La réflexivité, ainsi que l'héritage d'une ironie socratique ( Socrate constituant en fin de compte le socle principal sur lequel la pensée originale de Kierkegaard s'appuierait) teintée de naïveté (feinte), et en même temps de détachement (vrai) vis-à-vis des dogmes forgés par le sens commun, seront des éléments qui leur permettront éventuellement de faire l'expérience d'une autre dimension, philosophique, ce que Kierkegaard appelle « l'intéressant», par rapport à ce qui serait de l'ordre donc du pur divertissement. C'est aussi ce qui pourrait, à force, permettre au sujet de passer d'un stade à l'autre.
Cette réflexivité, relation de soi à soi-même, est l'élément essentiel mis en perspective dans le Journal du Séducteur. Johannes y est approché essentiellement du point de vue de sa subjectivité à lui, à travers d'extraits de ses journaux intimes ou de sa correspondance personnelle, auxquels aurait accédé, rassemblé et finalement décidé d'éditer, un dénommé A., un ami de Johannes, auteur en même temps d'un prologue exposant le contexte général, ainsi que certains éléments relatifs à la suite des événements qui y sont évoqués.

Les lecteurs seront cependant déçus, je crois, qui s'attendront à trouver ici un manuel du séducteur à la portée de tous (bien que quelques rouages du mécanisme de séduction y soient par moments décryptés), ou un roman classique inspiré du courant romantique allemand très en vogue à ce moment-là (bien qu'on y trouve des traces lyriques et idéalistes mêlées à l'artificialité «esthétisante» recherchée par le personnage), ou enfin des confidences d'un libertin à l'image d'un Valmont ou d'un Casanova, références absolues en la matière.
Ce qui intéressera surtout l'auteur, beaucoup plus en tout cas que son «modus operandi», c'est de mettre en évidence ce qui soutient subjectivement sa jouissance de séducteur «esthéticien», et qui justifierait à ses propres yeux ses intentions et ses agissements ; son « aliénation », dirait-on aujourd'hui ; les arguties et les artifices grâce auxquels il tente de maintenir cette jouissance le plus longtemps possible, comme une fin en soi, essayant de contourner les barrières que la réalité finit inéluctablement par y apposer.

Le piège de la séduction, mais aussi le piège du séducteur ! L'honnêteté et la fausseté associées par ce dernier lui-même aux motivations qui l'animent (plus ou moins présentes, soit dit au passage, dans toute stratégie amoureuse : qui, dans un sens plus large, pourrait d'ailleurs se targuer d'être toujours honnête à cent pour cent vis-à-vis de soi-même ??).

Kierkegaard nous montre son séducteur, non pas exactement en «amoureux» comme il aimerait se faire passer à son propre regard, autant qu'à celui de Cordélia, mais en se regardant lui-même comme quelqu'un d'extérieur «en train d'aimer». Et, malgré le fait qu'il s'y fourvoie, qu'il s'en mêle parfois les pinceaux, qu'importe, puisque le but ultime de son entreprise est d'amener sa proie, elle, à l'aimer au-dessus de tout, et à accorder par la même occasion un sens et une consistance à son être à lui.
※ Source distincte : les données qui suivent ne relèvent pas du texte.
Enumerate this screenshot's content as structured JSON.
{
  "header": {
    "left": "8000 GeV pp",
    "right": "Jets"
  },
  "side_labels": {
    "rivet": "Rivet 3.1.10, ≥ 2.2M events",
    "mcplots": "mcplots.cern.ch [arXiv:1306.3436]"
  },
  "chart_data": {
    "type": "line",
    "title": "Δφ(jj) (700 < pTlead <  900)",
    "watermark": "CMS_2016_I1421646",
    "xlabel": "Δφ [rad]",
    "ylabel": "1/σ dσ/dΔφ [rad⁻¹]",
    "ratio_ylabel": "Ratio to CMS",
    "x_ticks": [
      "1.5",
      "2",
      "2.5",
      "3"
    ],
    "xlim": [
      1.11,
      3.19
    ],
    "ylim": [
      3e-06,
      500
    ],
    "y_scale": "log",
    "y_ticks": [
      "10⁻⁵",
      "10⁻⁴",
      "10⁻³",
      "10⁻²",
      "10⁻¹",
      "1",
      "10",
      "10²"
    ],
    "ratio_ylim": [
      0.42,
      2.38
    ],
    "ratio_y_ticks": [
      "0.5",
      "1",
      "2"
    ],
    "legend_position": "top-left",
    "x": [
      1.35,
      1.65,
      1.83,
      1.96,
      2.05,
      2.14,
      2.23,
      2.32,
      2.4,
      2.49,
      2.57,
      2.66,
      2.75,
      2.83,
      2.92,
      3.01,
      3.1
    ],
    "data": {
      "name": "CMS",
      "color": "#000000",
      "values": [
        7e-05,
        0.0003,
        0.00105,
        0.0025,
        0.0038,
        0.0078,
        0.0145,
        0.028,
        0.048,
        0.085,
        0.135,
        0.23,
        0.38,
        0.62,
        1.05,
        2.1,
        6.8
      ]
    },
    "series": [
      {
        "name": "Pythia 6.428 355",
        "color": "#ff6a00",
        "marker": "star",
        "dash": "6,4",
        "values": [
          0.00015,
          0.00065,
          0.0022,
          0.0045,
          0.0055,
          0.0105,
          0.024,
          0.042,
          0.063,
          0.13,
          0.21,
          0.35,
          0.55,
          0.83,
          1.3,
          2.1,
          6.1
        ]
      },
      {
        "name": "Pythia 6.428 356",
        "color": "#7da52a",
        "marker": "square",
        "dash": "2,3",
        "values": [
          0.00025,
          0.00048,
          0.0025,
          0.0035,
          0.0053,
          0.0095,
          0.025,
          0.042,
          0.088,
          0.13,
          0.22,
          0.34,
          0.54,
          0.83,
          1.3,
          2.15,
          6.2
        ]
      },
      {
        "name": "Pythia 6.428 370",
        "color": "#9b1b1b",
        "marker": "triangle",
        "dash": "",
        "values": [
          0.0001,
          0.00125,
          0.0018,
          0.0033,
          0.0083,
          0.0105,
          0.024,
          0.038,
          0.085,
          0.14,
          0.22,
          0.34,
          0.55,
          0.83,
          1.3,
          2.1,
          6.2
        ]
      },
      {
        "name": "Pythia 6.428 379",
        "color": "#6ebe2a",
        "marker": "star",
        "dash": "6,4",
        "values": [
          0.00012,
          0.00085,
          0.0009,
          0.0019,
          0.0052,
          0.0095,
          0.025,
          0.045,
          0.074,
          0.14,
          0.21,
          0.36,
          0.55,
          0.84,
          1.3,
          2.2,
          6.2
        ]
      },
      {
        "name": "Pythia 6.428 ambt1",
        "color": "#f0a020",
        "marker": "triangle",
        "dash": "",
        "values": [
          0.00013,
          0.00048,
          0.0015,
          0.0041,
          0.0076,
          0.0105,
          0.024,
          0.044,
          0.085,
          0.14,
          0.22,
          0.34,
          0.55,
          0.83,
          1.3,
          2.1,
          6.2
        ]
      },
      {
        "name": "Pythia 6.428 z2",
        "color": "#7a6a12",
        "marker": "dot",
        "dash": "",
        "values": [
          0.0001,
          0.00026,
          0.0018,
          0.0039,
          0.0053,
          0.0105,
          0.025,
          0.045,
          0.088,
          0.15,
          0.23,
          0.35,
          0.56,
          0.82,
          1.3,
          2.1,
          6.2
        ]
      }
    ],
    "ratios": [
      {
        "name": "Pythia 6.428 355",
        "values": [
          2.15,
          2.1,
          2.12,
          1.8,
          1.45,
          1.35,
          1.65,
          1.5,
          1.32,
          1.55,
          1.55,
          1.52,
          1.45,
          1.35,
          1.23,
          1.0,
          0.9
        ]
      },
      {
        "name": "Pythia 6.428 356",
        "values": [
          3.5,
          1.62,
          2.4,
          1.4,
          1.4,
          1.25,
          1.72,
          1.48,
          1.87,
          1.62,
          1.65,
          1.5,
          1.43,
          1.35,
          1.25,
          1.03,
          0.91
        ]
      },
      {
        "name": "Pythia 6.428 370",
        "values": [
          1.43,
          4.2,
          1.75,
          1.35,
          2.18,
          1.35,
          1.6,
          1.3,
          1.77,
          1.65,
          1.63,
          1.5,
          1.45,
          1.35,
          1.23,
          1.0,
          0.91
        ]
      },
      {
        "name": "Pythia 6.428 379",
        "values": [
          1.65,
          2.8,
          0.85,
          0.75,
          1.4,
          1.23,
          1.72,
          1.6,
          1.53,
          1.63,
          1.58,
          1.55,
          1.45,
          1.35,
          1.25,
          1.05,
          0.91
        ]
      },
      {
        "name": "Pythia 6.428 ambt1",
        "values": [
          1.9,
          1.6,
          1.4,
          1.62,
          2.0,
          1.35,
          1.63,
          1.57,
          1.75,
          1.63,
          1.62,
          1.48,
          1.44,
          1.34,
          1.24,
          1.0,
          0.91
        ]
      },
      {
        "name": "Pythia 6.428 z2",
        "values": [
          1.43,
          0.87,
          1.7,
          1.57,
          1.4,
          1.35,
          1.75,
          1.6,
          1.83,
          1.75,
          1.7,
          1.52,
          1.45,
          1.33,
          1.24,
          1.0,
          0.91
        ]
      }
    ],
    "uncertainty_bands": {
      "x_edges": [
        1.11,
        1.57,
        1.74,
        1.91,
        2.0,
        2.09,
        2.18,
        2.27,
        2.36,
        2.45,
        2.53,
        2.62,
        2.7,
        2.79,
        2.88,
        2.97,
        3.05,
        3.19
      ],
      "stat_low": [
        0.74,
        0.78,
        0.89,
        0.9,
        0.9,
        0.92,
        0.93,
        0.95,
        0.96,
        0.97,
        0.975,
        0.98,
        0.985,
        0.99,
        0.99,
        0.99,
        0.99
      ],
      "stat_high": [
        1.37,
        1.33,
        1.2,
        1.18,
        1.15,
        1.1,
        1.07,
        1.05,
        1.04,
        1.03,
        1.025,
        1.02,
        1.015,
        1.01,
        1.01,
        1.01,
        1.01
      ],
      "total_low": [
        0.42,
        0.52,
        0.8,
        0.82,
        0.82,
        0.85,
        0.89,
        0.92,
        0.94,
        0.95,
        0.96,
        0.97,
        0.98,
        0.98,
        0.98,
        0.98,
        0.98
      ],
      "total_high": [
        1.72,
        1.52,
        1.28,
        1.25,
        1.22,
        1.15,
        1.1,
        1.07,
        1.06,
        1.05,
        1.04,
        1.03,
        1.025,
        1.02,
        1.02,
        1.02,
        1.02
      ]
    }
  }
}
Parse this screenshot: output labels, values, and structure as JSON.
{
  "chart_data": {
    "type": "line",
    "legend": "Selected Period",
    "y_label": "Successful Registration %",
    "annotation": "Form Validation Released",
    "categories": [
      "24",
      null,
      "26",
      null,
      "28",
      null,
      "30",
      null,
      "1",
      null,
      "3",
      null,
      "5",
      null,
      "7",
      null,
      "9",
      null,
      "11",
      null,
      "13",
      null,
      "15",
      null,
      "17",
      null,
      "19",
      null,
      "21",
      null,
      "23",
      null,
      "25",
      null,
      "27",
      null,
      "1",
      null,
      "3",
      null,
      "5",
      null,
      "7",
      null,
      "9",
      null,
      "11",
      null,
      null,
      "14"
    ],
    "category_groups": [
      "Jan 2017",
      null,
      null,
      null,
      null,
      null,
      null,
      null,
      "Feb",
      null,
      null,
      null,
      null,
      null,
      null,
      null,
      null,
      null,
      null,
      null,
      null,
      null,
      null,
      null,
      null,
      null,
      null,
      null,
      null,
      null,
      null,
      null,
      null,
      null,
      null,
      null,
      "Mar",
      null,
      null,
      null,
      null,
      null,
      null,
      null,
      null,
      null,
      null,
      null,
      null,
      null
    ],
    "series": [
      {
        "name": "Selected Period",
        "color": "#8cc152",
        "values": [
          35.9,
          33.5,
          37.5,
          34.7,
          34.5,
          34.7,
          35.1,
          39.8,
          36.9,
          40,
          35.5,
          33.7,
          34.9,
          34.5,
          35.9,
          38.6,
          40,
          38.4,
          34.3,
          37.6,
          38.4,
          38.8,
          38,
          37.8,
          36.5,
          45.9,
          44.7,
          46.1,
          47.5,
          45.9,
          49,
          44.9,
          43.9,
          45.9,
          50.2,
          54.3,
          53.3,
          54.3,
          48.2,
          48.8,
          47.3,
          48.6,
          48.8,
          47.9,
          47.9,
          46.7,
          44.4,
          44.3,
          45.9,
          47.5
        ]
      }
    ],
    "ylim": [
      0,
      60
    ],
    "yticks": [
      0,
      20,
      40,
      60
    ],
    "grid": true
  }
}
Bien plus que dans la possession à proprement parler, effective et physique de l'objet amoureux, c'est en cela que résiderait sa quête de jouissance. Sa possession définitive viendra d'ailleurs mettre un terme à l'illusion du jeu, clore un cycle qu'il faudra recommencer à nouveau ailleurs. Sisyphe, quand tu nous tiens...!!

«Son aventure était tellement embrouillée» - constate A. en dépouillant et essayant de mettre dans le bon ordre des feuillets épars, pas toujours datés – «qu'il lui était possible de se présenter comme celui qui avait été séduit, oui, la jeune-fille elle-même pouvait parfois être indécise à ce sujet, et là aussi les traces qu'il a laissées sont si vagues qu'aucune preuve n'est possible. Les individus n'ont été peut-être pour lui que des stimulants, ils les rejetait loin de lui comme les arbres laissent tomber des feuilles – lui se rajeunissait, le feuillage se fanait.»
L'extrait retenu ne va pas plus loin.